SAN PEDRO CITY, Laguna, Philiippnes — About 130 construction workers from the Bicol region were stranded on the boundary of Laguna and Batangas as more provinces in southern Luzon enforced lockdowns to keep potential virus carriers out of their communities.
In Santo Tomas City, Batangas, the workers, among them elderly and some with their wives, had been sleeping on discarded cardboard boxes on a vacant lot at Barangay San Agustin for more than two days.
They worked in a construction site in Quezon City. After getting their salaries from their contractor, whose project was stopped because of the disease outbreak, they left at dawn last Friday.
“We used to rent apartments in Quezon City, but we realized we couldn’t get any relief from the village there. So we decided to walk back home to Bicol,” said Sherwin Falcon, 27, from Ligao City, Albay.
Willing to walk
Falcon said there were originally 180 of them, who left in nine groups and started their journey to the south.

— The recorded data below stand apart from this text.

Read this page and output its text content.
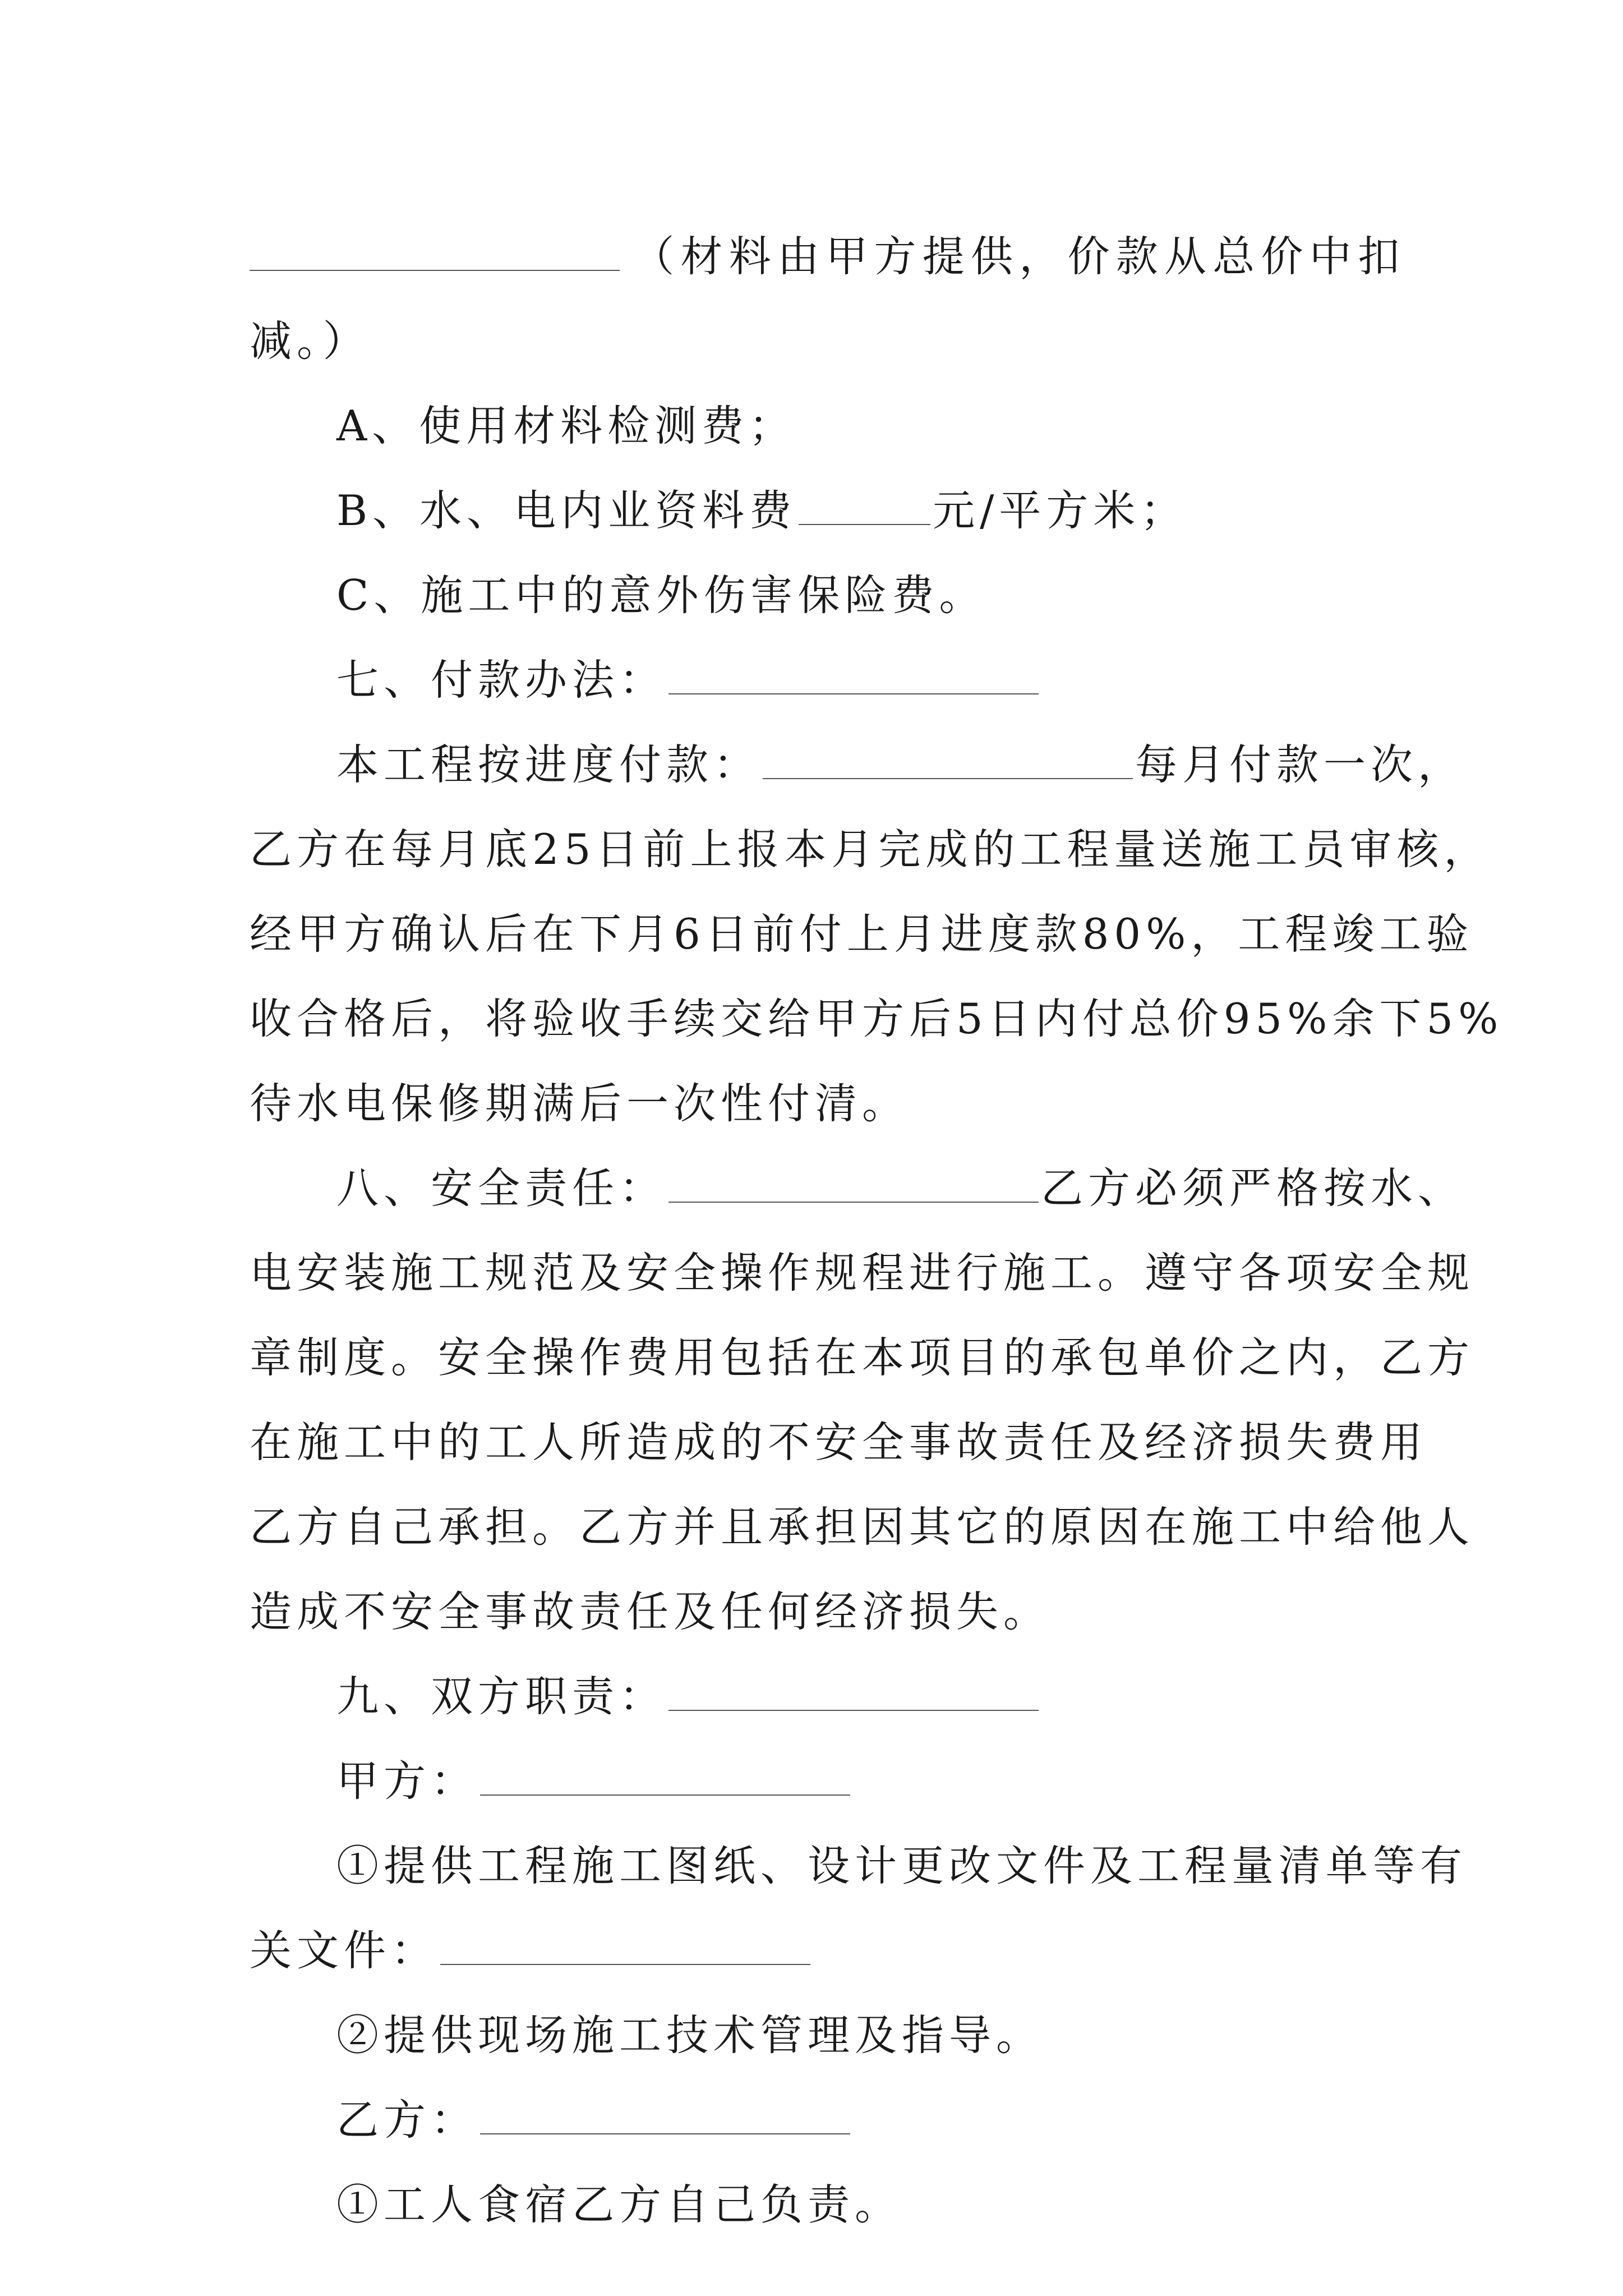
（材料由甲方提供，价款从总价中扣
减。）
A、使用材料检测费；
B、水、电内业资料费	元/平方米；
C、施工中的意外伤害保险费。
七、付款办法：
本工程按进度付款：	每月付款一次，
乙方在每月底25日前上报本月完成的工程量送施工员审核，
经甲方确认后在下月6日前付上月进度款80%，工程竣工验
收合格后，将验收手续交给甲方后5日内付总价95%余下5%
待水电保修期满后一次性付清。
八、安全责任：	乙方必须严格按水、
电安装施工规范及安全操作规程进行施工。遵守各项安全规
章制度。安全操作费用包括在本项目的承包单价之内，乙方
在施工中的工人所造成的不安全事故责任及经济损失费用
乙方自己承担。乙方并且承担因其它的原因在施工中给他人
造成不安全事故责任及任何经济损失。
九、双方职责：
甲方：
①提供工程施工图纸、设计更改文件及工程量清单等有
关文件：
②提供现场施工技术管理及指导。
乙方：
①工人食宿乙方自己负责。
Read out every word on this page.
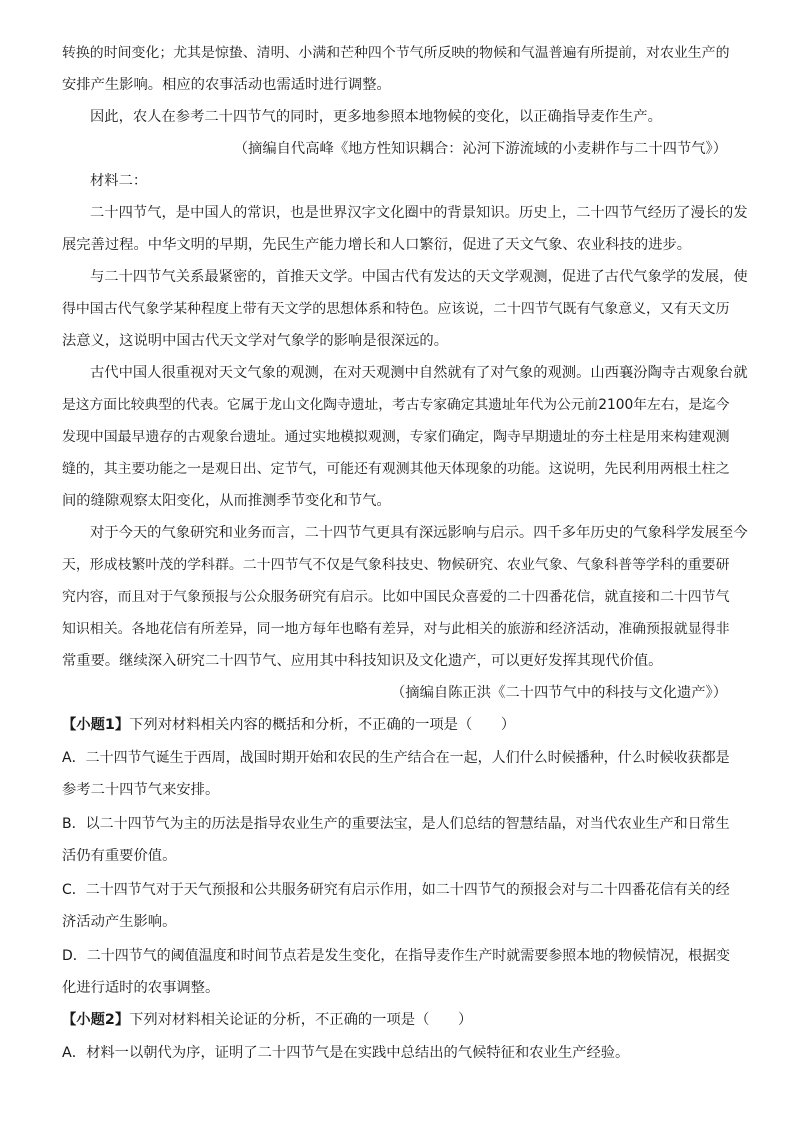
转换的时间变化；尤其是惊蛰、清明、小满和芒种四个节气所反映的物候和气温普遍有所提前，对农业生产的
安排产生影响。相应的农事活动也需适时进行调整。
因此，农人在参考二十四节气的同时，更多地参照本地物候的变化，以正确指导麦作生产。
（摘编自代高峰《地方性知识耦合：沁河下游流域的小麦耕作与二十四节气》）
材料二：
二十四节气，是中国人的常识，也是世界汉字文化圈中的背景知识。历史上，二十四节气经历了漫长的发
展完善过程。中华文明的早期，先民生产能力增长和人口繁衍，促进了天文气象、农业科技的进步。
与二十四节气关系最紧密的，首推天文学。中国古代有发达的天文学观测，促进了古代气象学的发展，使
得中国古代气象学某种程度上带有天文学的思想体系和特色。应该说，二十四节气既有气象意义，又有天文历
法意义，这说明中国古代天文学对气象学的影响是很深远的。
古代中国人很重视对天文气象的观测，在对天观测中自然就有了对气象的观测。山西襄汾陶寺古观象台就
是这方面比较典型的代表。它属于龙山文化陶寺遗址，考古专家确定其遗址年代为公元前2100年左右，是迄今
发现中国最早遗存的古观象台遗址。通过实地模拟观测，专家们确定，陶寺早期遗址的夯土柱是用来构建观测
缝的，其主要功能之一是观日出、定节气，可能还有观测其他天体现象的功能。这说明，先民利用两根土柱之
间的缝隙观察太阳变化，从而推测季节变化和节气。
对于今天的气象研究和业务而言，二十四节气更具有深远影响与启示。四千多年历史的气象科学发展至今
天，形成枝繁叶茂的学科群。二十四节气不仅是气象科技史、物候研究、农业气象、气象科普等学科的重要研
究内容，而且对于气象预报与公众服务研究有启示。比如中国民众喜爱的二十四番花信，就直接和二十四节气
知识相关。各地花信有所差异，同一地方每年也略有差异，对与此相关的旅游和经济活动，准确预报就显得非
常重要。继续深入研究二十四节气、应用其中科技知识及文化遗产，可以更好发挥其现代价值。
（摘编自陈正洪《二十四节气中的科技与文化遗产》）
【小题1】下列对材料相关内容的概括和分析，不正确的一项是（　　）
A．二十四节气诞生于西周，战国时期开始和农民的生产结合在一起，人们什么时候播种，什么时候收获都是
参考二十四节气来安排。
B．以二十四节气为主的历法是指导农业生产的重要法宝，是人们总结的智慧结晶，对当代农业生产和日常生
活仍有重要价值。
C．二十四节气对于天气预报和公共服务研究有启示作用，如二十四节气的预报会对与二十四番花信有关的经
济活动产生影响。
D．二十四节气的阈值温度和时间节点若是发生变化，在指导麦作生产时就需要参照本地的物候情况，根据变
化进行适时的农事调整。
【小题2】下列对材料相关论证的分析，不正确的一项是（　　）
A．材料一以朝代为序，证明了二十四节气是在实践中总结出的气候特征和农业生产经验。
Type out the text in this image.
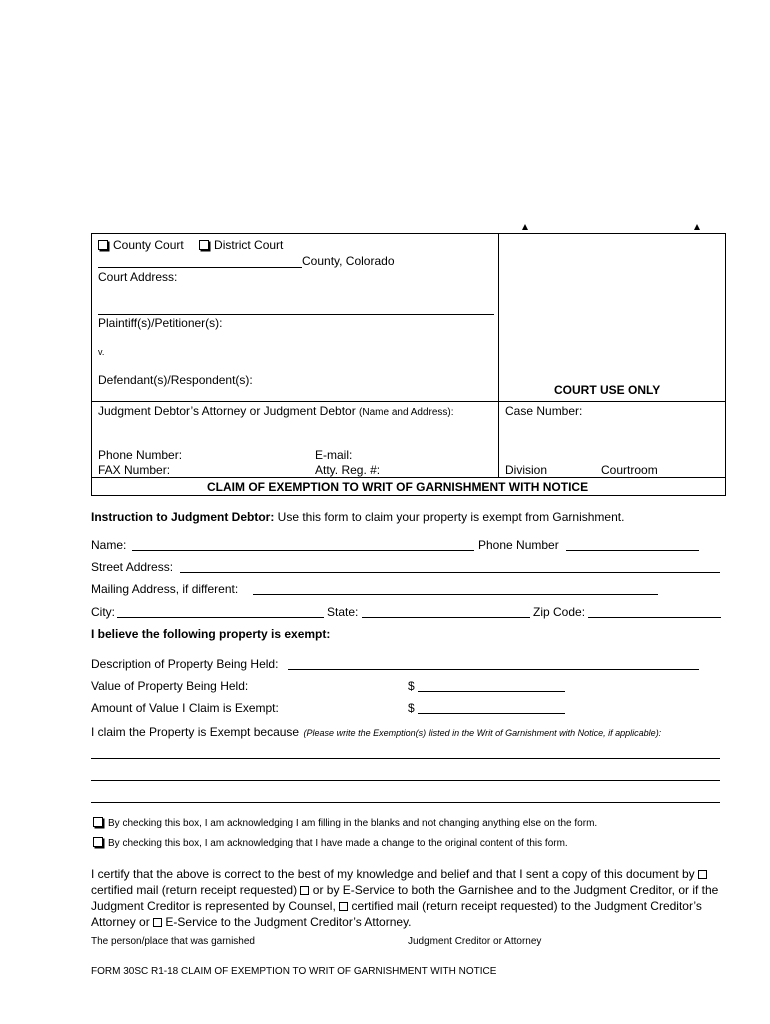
County Court	District Court
County, Colorado
Court Address:
Plaintiff(s)/Petitioner(s):
v.
Defendant(s)/Respondent(s):
COURT USE ONLY
Judgment Debtor’s Attorney or Judgment Debtor (Name and Address):	Case Number:
Phone Number:	E-mail:
FAX Number:	Atty. Reg. #:	Division	Courtroom
CLAIM OF EXEMPTION TO WRIT OF GARNISHMENT WITH NOTICE
Instruction to Judgment Debtor: Use this form to claim your property is exempt from Garnishment.
Name:	Phone Number
Street Address:
Mailing Address, if different:
City:	State:	Zip Code:
I believe the following property is exempt:
Description of Property Being Held:
Value of Property Being Held:	$
Amount of Value I Claim is Exempt:	$
I claim the Property is Exempt because (Please write the Exemption(s) listed in the Writ of Garnishment with Notice, if applicable):
By checking this box, I am acknowledging I am filling in the blanks and not changing anything else on the form.
By checking this box, I am acknowledging that I have made a change to the original content of this form.
I certify that the above is correct to the best of my knowledge and belief and that I sent a copy of this document by  certified mail (return receipt requested) or by E-Service to both the Garnishee and to the Judgment Creditor, or if the Judgment Creditor is represented by Counsel, certified mail (return receipt requested) to the Judgment Creditor’s Attorney or E-Service to the Judgment Creditor’s Attorney.
The person/place that was garnished	Judgment Creditor or Attorney
FORM 30SC R1-18 CLAIM OF EXEMPTION TO WRIT OF GARNISHMENT WITH NOTICE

They arrived in Santo Tomas City, on the boundary of Batangas and Alaminos town in Laguna, on Friday night.
“We are willing to walk farther, but they wouldn’t let us through the checkpoints anymore,” Falcon said on Monday.
In Barangay San Agustin, some households would let the female in the group use the toilets, but most of them refused to let the workers in, said one resident, Remar Soliza.
Scared
“They are scared of us because they think we have the virus,” Falcon said.
Soliza said the village officials had extended some help, like food and carton boxes to sleep on.
On Sunday night, a resident lent a truck to ferry those from Quezon province, about 50 people in the group, to the boundary of Laguna and Tiaong, Quezon. From Tiaong, the local governments of Quezon sent vehicles to pick them up.
The workers have asked their respective local governments for vehicles to fetch them.
Falcon said most of them were residents of Naga and Tabaco cities, while others came from as far as Sorsogon province. They were recruited to work in a construction site in Metro Manila last January.